Winter 2016 marks the start of our third year of being members of the Penn’s Corner Community Supported Agriculture (CSA) Farm Share. And as we’ve done in previous years (okay, mostly in 2013, as in the past couple years we’ve kind of way fallen off the posting wagon, oops), we’re going to bring you the recipes of the things we cook and love this year (and probably also some failed attempts along the way).
If you’re unfamiliar with what a CSA is, I’ll explain. A CSA or farm share is a partnership that you (the member) make with a farm (or farm collective, as is the case with Penn’s Corner) that allows you to get fresh, local, and in-season goods on a scheduled basis. In the winter, we receive our CSA every other week, and in summer, we get it weekly.
What you get in your box varies on the harvest. This means that everything you get is seasonal. In the early summer, you get lots of greens. As you get closer to fall, you get tomatoes and apples. In the winter, it’s all about the roots and tubers and hearty stuff, as well as jarred produce and dairy products.
For the first installment of our 2016 CSA Spectacular, I’ll share five recipes with you that we made primarily from items in our farm share.
To kick off the New Year, I always make kielbasa on New Year’s Day. And what luck, I had potatoes, onions, and sauerkraut from our CSA. (The kielbasa is from S&D Polish Deli in the Strip District, the best place to buy it!)
I modified a recipe for Ukrainian Kielbasa from Foodgeeks.com.

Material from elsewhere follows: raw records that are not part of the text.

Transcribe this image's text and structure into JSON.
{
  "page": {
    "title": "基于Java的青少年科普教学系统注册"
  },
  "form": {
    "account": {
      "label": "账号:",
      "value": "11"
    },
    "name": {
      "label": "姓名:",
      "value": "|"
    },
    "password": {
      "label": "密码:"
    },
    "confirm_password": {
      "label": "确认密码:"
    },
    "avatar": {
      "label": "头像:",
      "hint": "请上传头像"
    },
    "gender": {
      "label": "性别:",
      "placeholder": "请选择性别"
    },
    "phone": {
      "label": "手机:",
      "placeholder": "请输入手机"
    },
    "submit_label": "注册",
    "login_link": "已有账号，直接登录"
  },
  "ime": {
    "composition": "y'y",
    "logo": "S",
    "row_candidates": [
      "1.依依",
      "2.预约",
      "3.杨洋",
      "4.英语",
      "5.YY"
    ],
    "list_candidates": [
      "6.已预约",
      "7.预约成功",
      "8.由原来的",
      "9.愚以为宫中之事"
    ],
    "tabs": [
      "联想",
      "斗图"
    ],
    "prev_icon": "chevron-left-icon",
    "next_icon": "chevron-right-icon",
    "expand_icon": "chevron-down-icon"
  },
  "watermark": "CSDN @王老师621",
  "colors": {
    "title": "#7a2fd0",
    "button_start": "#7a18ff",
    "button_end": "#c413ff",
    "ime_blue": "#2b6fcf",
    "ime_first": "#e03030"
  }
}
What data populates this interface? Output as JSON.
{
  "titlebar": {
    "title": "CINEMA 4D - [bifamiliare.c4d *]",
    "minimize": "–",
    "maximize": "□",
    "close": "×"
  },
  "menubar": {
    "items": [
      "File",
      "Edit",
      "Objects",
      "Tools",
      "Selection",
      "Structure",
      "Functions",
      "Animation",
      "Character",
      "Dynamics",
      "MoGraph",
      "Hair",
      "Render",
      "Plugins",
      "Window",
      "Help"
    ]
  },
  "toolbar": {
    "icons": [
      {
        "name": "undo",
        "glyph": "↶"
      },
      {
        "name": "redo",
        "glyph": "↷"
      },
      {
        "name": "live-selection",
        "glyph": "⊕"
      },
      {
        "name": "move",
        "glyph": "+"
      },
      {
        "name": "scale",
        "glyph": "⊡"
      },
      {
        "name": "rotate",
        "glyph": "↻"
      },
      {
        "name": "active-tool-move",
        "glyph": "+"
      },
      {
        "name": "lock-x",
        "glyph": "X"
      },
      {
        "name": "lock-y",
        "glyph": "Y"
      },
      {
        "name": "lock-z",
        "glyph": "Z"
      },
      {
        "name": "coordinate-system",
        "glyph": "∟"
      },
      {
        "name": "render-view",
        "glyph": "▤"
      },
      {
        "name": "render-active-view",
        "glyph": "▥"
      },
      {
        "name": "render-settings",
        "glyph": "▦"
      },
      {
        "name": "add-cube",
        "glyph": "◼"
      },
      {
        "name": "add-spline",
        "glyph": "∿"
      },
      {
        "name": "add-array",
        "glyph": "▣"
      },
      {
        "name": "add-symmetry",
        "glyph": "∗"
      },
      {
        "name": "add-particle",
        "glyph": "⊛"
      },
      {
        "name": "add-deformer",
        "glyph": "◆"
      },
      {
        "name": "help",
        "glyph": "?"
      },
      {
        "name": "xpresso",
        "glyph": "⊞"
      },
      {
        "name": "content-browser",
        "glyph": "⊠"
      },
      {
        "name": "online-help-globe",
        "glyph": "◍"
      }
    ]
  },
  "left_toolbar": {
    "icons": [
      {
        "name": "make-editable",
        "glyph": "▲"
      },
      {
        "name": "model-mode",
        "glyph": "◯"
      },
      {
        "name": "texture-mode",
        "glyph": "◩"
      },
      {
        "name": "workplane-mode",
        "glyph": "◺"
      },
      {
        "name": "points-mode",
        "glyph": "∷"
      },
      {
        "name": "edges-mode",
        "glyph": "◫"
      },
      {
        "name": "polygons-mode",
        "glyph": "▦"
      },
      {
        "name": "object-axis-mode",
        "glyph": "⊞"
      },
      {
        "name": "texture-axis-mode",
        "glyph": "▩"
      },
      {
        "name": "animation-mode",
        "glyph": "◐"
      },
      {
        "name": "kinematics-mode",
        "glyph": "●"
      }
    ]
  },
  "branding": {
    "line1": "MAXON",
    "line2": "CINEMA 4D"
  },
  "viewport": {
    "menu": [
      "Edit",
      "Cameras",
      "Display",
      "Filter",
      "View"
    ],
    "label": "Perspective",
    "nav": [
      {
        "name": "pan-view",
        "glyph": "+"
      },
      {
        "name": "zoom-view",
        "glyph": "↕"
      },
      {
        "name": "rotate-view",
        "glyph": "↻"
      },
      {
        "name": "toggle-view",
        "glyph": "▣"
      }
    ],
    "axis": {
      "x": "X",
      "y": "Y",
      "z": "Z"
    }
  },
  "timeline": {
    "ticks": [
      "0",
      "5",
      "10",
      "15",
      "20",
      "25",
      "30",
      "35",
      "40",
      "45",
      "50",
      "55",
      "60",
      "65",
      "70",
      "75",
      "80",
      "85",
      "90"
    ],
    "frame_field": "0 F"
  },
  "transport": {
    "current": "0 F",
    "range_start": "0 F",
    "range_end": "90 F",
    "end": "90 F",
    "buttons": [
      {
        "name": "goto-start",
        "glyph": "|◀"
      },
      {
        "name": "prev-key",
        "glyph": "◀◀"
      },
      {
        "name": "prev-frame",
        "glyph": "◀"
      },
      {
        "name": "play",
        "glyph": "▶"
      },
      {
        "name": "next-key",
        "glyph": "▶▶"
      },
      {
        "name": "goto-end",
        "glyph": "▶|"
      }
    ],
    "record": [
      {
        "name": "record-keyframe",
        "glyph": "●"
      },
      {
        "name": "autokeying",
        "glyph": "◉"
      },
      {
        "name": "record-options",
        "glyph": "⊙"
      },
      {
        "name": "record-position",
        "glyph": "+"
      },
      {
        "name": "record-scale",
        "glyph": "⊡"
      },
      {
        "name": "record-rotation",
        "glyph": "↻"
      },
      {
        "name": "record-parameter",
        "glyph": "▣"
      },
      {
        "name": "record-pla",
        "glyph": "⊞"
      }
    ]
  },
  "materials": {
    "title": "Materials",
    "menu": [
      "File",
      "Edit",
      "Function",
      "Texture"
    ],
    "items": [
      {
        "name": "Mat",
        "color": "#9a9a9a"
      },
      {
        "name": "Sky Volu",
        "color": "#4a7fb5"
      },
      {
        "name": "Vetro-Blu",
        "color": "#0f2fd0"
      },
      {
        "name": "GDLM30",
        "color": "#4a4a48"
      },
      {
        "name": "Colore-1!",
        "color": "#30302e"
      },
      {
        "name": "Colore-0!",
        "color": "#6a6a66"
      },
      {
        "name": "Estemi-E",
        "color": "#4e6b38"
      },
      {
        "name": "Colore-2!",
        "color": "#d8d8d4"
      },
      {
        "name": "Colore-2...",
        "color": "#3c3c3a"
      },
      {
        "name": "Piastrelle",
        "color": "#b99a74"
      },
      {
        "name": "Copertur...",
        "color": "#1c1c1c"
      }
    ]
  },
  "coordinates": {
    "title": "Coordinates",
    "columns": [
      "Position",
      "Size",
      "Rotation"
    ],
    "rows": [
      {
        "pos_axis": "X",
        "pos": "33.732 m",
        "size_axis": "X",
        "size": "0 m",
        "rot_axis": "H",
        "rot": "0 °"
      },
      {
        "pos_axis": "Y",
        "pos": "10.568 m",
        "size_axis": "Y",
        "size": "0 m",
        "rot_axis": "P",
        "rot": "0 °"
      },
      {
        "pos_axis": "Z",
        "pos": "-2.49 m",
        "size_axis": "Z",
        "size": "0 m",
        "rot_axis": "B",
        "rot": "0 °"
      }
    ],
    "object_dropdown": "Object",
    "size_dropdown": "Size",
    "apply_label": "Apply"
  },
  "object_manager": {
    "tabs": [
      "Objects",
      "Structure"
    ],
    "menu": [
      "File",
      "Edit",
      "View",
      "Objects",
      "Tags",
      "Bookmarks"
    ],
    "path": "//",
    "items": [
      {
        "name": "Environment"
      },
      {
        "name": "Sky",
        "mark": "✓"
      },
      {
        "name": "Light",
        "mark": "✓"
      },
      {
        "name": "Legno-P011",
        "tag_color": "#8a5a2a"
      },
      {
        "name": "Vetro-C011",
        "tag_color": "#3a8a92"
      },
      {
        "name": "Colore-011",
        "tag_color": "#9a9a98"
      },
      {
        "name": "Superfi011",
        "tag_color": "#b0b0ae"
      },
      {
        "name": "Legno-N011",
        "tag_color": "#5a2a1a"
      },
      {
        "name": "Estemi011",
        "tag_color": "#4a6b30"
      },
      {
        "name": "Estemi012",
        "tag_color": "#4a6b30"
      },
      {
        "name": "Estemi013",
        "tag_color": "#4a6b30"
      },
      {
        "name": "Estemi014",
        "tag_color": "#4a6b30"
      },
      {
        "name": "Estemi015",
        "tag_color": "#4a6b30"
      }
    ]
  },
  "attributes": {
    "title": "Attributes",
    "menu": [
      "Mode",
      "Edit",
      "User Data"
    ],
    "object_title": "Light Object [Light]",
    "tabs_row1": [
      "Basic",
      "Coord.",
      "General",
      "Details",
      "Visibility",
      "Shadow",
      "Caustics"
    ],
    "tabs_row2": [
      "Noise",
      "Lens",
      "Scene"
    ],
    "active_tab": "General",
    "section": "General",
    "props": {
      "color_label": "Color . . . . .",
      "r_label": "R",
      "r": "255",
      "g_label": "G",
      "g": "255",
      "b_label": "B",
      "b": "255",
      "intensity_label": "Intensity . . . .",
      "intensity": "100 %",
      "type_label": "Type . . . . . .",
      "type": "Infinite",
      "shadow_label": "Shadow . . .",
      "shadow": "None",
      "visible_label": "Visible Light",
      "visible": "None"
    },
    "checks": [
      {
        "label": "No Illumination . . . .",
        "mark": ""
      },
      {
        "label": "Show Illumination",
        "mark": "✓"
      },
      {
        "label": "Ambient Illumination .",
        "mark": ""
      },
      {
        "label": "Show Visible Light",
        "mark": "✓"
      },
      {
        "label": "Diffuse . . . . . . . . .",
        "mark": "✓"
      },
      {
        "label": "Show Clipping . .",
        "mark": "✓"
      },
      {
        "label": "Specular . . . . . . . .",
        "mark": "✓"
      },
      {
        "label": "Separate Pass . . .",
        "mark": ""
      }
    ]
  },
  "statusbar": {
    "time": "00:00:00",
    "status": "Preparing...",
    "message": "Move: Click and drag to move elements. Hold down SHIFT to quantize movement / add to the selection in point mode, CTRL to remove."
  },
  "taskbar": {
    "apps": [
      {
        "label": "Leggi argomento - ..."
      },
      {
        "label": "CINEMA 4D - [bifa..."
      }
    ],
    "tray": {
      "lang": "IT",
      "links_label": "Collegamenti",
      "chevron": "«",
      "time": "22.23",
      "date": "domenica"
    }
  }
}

Basically, in place of the 1/2 cup of white wine & 1 cup of chicken stock, I used one 12oz can of Miller Lite. I cooked the kraut in the beer, vinegar, & brown sugar for 20 minutes uncovered, then added the potatoes & kielbasa and cooked covered for another 20 minutes.
The result was INCREDIBLE. Definitely going to use this as my go-to kielbasa & kraut recipe from now on. The kraut was so tender, and the flavor just sunk into the potatoes and kielbasa. I served it alongside some Penn’s Corner applesauce, with a side salad from the butter lettuce we received in our box. This made six servings (worked out to about 370 calories per serving of kraut, potatoes, & kielbasa), and it heated up like a dream.
Next up was a double-feature recipe night. I made roasted Brussels sprouts with apples and bacon from Organic Life magazine. I bought the Brussels sprouts at the store, but the apples and shallots were from our CSA. My olive oil of choice is from Robbins Family Farm in California (follow their page for great deals – we were able to stock up on some of our regular items with free shipping over the holidays!).
When we get a surplus of apples in our CSA, I generally have a hard time using them all. This recipe was a great place to incorporate them! (The original recipe calls for 2 apples, but the ones we had were on the small side, so I used 3.)
We’ve also gotten a lot of carrots as of late, so I made a modified Martha Stewart recipe as the main dish. I have made the roasted chicken breasts with carrots and onions a handful of times now, with some changes (see my mods at the end of this posting*), and it turns out quite well.
I was still working through those apples, and I had a small bag of beets, some garlic, and a hefty supply of maple syrup from our CSA as well, so I made another Organic Life recipe for lunch or snacktime: beet and apple soup.
The final recipe we will share today uses a very strange little green: tatsoi. Tatsoi is an Asian green that isn’t terribly easy to find in grocery stores, but we get it semi-regularly from our CSA. It’s similar to bok choy, but a little earthier in flavor. We also had garlic and fresh ginger from our CSA, so this recipe for ginger beef stir fry with tatsoi & jasmine rice from Blue Apron seemed just perfect. (We are not subscribers to Blue Apron, but if they have recipes like this on the regular, we can see why people love it!)
This was like homemade Mongolian beef from the Chinese restaurant. WOW! We buy the majority of our meat from Marty’s Market, and the beef we used for this recipe seriously put the tender right in petite tenderloin. Much as I’ve now found my go-to kielbasa recipe, I’ve found my go-to tatsoi recipe as well! We had more butter lettuce, so I made a miso dressing and served a side salad with the beef. This was on the higher end of calories and salt for meals we cook at home (560 & 937mg respectively, as 3 servings), but still much under what it would be from a restaurant.
Hope our CSA journey will give you some ideas of what to make with your goodies as well, whether you’re a CSA member or just a frequent visitor to the local farmers’ market. We’ll continue these posts all year!
*Modifications to roasted chicken breasts with carrots & onions recipe:
~ I use boneless chicken breasts instead of bone-in. This reduces the cooking time to 20 minutes total, instead of 25-30.
~ I mince the garlic instead of just quartering it.
~ Blanched the carrots for 2 minutes before cooking – you could also boil them in a bit of orange juice to soften the flavor. I’m not a big carrot person, so sometimes their flavor is a bit too strong for my tastes.
~ I also included a can of beets (drained, rinsed, & sliced).
~ I tossed all veggies in 2 tsp of olive oil before roasting.
Total calorie count: (based on 4 servings) 289.